Los verdaderos creyentes reciben la Palabra de Dios.
La palabra clave en el pasaje de hoy es «recibir» ( Santiago 1:21 ). Los creyentes deben recibir la Palabra de Dios. Eso es lo que los distingue de los incrédulos. Jesús le dijo a un grupo de personas religiosas e incrédulas: «¿Por qué no entienden lo que les digo? Porque no pueden oír mi palabra… El que es de Dios oye las palabras de Dios; por eso ustedes no las oyen, porque no son de Dios» ( Juan 8:43 , 47 ).
En esos versículos, «escuchar» no se refiere únicamente a oír con el oído. La audiencia de Jesús escuchó en ese sentido —incluso hasta el punto de querer matarlo por lo que dijo (v. 59)—, pero no recibieron ni obedecieron sus palabras. Al rechazar la verdad, demostraron ser hijos del diablo, que es el padre de la mentira (v. 44).
Pedro llamó a la Palabra de Dios la semilla imperecedera, viva y permanente que trae salvación ( 1 Pedro 1:23 ). Pero recibir la Palabra de Dios no se limita solo a la salvación. Como cristiano, la Palabra está implantada en tu interior. Ahora debes nutrirla eliminando la maleza de la inmundicia y la maldad para que produzca el fruto de la justicia. Esto no es un esfuerzo puntual, sino un estilo de vida de confesión, de estudiar la Palabra de Dios, de anhelar su mensaje y de desear obedecerlo. Esto no significa que serás impecablemente perfecto, pero tu vida estará marcada por una madurez espiritual y una obediencia a la Palabra cada vez mayores. Cuando desobedezcas, debes sentir una enorme tensión en tu espíritu hasta que te arrepientas y enmiendes tus faltas.

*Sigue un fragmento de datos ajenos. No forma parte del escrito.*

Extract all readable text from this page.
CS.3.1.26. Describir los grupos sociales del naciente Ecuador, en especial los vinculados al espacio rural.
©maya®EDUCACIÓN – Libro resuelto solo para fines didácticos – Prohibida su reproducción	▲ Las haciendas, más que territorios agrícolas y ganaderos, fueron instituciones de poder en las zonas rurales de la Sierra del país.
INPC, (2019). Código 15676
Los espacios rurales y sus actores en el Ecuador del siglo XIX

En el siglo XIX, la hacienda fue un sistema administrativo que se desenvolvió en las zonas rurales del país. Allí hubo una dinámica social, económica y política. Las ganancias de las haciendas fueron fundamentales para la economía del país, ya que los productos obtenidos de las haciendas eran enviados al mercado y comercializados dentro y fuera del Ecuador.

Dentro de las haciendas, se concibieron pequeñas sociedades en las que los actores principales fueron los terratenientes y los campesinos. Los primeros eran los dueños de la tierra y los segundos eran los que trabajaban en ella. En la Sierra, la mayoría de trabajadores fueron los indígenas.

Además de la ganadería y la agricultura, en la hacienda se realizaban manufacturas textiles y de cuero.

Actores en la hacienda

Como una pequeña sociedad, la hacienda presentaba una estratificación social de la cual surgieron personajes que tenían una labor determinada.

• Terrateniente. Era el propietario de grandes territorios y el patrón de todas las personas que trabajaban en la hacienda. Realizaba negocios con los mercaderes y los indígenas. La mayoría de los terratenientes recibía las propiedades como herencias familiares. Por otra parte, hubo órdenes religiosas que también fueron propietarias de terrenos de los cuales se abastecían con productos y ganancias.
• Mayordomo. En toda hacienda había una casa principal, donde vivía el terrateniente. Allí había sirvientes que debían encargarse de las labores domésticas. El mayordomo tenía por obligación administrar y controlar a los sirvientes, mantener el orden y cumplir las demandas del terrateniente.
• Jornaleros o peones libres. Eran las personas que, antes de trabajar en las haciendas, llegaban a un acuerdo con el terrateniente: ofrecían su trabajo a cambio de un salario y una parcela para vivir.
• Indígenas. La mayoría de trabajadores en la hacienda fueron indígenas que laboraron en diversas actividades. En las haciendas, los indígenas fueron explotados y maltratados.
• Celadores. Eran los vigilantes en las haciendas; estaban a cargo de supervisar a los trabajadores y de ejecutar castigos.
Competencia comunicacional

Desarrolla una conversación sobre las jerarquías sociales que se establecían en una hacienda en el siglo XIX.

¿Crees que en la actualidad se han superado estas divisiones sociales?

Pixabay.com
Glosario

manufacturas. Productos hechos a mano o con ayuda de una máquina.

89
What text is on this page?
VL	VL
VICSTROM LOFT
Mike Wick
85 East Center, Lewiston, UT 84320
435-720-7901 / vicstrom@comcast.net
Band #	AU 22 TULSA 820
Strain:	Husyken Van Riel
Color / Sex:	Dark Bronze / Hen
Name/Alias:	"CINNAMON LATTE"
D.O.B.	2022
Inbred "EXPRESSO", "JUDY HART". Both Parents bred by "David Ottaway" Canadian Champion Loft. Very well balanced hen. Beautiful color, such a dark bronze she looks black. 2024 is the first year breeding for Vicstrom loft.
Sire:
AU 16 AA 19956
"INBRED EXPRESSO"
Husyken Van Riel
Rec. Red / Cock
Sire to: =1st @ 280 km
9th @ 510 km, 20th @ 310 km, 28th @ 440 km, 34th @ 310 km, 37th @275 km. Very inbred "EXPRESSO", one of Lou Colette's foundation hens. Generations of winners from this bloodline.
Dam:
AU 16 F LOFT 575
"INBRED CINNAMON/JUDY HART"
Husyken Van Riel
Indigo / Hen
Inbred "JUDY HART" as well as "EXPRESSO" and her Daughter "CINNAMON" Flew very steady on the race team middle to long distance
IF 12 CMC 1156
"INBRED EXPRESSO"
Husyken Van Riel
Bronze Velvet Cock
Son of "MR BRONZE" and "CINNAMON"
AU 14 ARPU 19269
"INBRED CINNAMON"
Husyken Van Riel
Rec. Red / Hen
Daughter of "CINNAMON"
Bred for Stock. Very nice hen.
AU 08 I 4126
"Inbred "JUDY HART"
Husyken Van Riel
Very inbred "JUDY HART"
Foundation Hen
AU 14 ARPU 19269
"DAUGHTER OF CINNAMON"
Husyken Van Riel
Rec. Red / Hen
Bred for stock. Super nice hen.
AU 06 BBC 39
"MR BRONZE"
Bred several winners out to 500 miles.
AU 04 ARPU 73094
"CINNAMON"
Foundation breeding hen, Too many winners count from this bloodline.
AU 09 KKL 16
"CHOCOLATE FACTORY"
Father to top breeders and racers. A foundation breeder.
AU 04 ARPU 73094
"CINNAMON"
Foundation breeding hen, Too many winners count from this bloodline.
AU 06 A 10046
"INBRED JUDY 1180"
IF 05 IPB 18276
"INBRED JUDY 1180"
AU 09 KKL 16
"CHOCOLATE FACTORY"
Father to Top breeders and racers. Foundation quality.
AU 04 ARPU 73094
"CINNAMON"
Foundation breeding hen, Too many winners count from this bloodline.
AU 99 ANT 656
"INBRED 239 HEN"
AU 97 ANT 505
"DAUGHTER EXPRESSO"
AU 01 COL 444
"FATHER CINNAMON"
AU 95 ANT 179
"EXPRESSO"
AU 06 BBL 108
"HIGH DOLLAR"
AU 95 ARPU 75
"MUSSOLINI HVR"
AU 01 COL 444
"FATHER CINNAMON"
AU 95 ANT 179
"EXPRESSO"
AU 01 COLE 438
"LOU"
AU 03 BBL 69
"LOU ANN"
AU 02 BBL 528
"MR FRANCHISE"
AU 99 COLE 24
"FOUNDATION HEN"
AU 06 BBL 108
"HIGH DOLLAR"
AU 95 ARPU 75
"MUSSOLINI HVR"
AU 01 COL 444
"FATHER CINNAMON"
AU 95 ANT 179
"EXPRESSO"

¿Estás escuchando y recibiendo la Palabra de Dios de esa manera? ¿Acaso quienes mejor te conocen te ven como una persona cuya vida se rige por principios bíblicos? Jesús dijo: «Si permanecen en mi palabra, serán verdaderamente mis discípulos» ( Juan 8:31 ). ¡Recibe su verdad y permanece en ella continuamente!
Sugerencias para la oración
Pídele al Señor que te mantenga atento a Su Palabra en cada situación que enfrentes hoy.
Para un estudio más profundo
Lean 1 Tesalonicenses 2:13-14 , y observen la respuesta de los tesalonicenses a la Palabra de Dios.